Saturday 7 December 2013

Colin Wilson has died (1931-2013)


Colin Wilson was an important writer in my (ahem) intellectual development. Essentially, he was an existentialist philosopher who worked across a wide range of genres.

Although since I became a Christian I have not found him so useful, up till then he was someone who I would return to. I published a few essays in a home-produced little journal called Abraxas, edited from Cornwall by a certain Paul Newman (neighbour and friend to CW) , and dedicated to Wilson and his interests.

Colin Wilson wrote a LOT of books (which is necessary if you are a professional writer, want a decent income, and when you are not a bestselling writer).

The first place I came across him was his introduction to William Arkle's Geography of Consciousness (Bill Arkle had been a neighbour of mine, 'tho I didn't know him. He lived on Backwell Hill in Somerset, near where my sister kept her pony). This I read in the summer of 1978 in a copy from Edinburgh City Library.

These are some of my favourite of Wilson's books.

The Outsider, 1956
Adrift in Soho, 1961
Bernard Shaw, 1969.
Introduction to the New Existentialism, 1966
Voyage to a Beginning (autobiography), 1969
Tree by Tolkien, 1973
The Craft of the Novel, 1975
Mysteries, 1978
Lord of the Underworld (about Jung), 1984
The Essential Colin Wilson, 1985
Spider World series of Sci Fi novels, starting 1987
The Books in my Life, 1998
Dreaming to some Purpose (autobiography), 2004



dearieme said...

I have never been able to grasp what Existentialism is. Am I alone?

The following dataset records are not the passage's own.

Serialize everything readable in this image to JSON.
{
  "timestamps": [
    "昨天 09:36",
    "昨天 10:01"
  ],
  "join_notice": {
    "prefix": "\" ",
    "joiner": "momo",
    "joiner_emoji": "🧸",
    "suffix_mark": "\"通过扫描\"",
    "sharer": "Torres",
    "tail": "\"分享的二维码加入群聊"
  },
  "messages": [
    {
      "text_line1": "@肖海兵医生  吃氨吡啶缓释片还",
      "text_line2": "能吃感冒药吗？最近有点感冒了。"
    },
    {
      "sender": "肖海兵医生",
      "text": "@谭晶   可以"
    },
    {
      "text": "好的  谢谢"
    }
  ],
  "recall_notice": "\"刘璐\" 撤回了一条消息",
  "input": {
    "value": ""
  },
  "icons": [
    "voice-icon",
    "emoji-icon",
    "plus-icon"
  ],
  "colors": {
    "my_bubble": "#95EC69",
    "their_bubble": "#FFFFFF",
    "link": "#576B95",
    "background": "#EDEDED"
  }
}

My only acquaintance who claimed to be an existentialist was, I'd say, clever, forceful, and remarkably selfish.

The Crow said...

I feel far greater sadness at CW's passing than I do at NM's.
Mr. Wilson entertained and stretched my young mind, many times, back when I was an idiot.
Oh well...

danbk99 said...

Dearime, Here is my take:

I have always understood existentialism as being the question of "how to live" for a person who does not believe in God, but who comprehends the necessity of the human need for God, and the seriousness of doing without Him. Everything becomes agonizingly "philosophical" for the existentialist because there is no particular reason to do anything at any particular time. E.g. why get out of bed in the morning?

Apparently it started in Western Christian societies when the concept of God became too abstract, and urban civilization began to give certain sensitive, Hi-IQ individuals too much autonomy: the burden of finding meaning and purpose began to feel crushing. This feeling then produced literature like Kierkegaard's famous works. As time went on the literature became more explicitly atheistic, like the culture in general.

An oversimplification, but I think that basically captures the essence.

Anonymous said...

I have posted an appreciation on Orthosphere at Dr. Bertonneau's memorial comment on Wilson.

I do have a number of favorites among his books. Voyage to a Beginning, Brandy of the Damned, Mysteries, A Criminal History of Mankind, his little book on Wilhelm Reich, and the gorgeous Lovecraftian pastiche The Mind Parasites, where the hero meets and duels with the consciousness of Great Cthullu himself.

Anonymous said...

Wilson was a big thinker. This is not to say he was a flawless saint. He dared to grapple with big ideas. And he dared to write about his struggles.

Faculty X said...

Ah, this is a moment then of reflection and gratitude for Colin Wilson's writings. I found The Outsider, The Mind Parasites, and the under-rated yet intriguing Philosopher's Stone to all be fascinating books. They had genuine moments of insight and a novel perspective. Speaking of intellectuals, Colin Wilson was a thinker that did not fit in to some constrained, conventional modern academic environment, and he was more certainly a philosopher as a result.

Colin Wilson actually rejected existentialism as a label for his work, finding that philosophical branch to be arid. It was the illumination of meaning that drove his thinking.

Also the development of underused and little known branches of mental function such as focused will and psychic function to let the mind slip free from the constraints of the body and roam through time and matter as he felt it should.

I share his idealism in that respect.

Anonymous said...

"...since I became a Christian I have not found him so useful."

What do/did you think of Religion and The Rebel? I haven't read it myself yet, though I have the book lying around. The cover says: "In this new book, Colin Wilson affirms his belief that man needs a new religion - as new and startling as Christianity in its first days. Only this, he believes, can save the "outsider"."

Bruce Charlton said...

"man needs a new religion" - I used to think this. Now I think that man needs a true religion.

The book is worth reading as an example - to show that the search for a new religion goes nowhere - it degenerates into literature/ philosophy.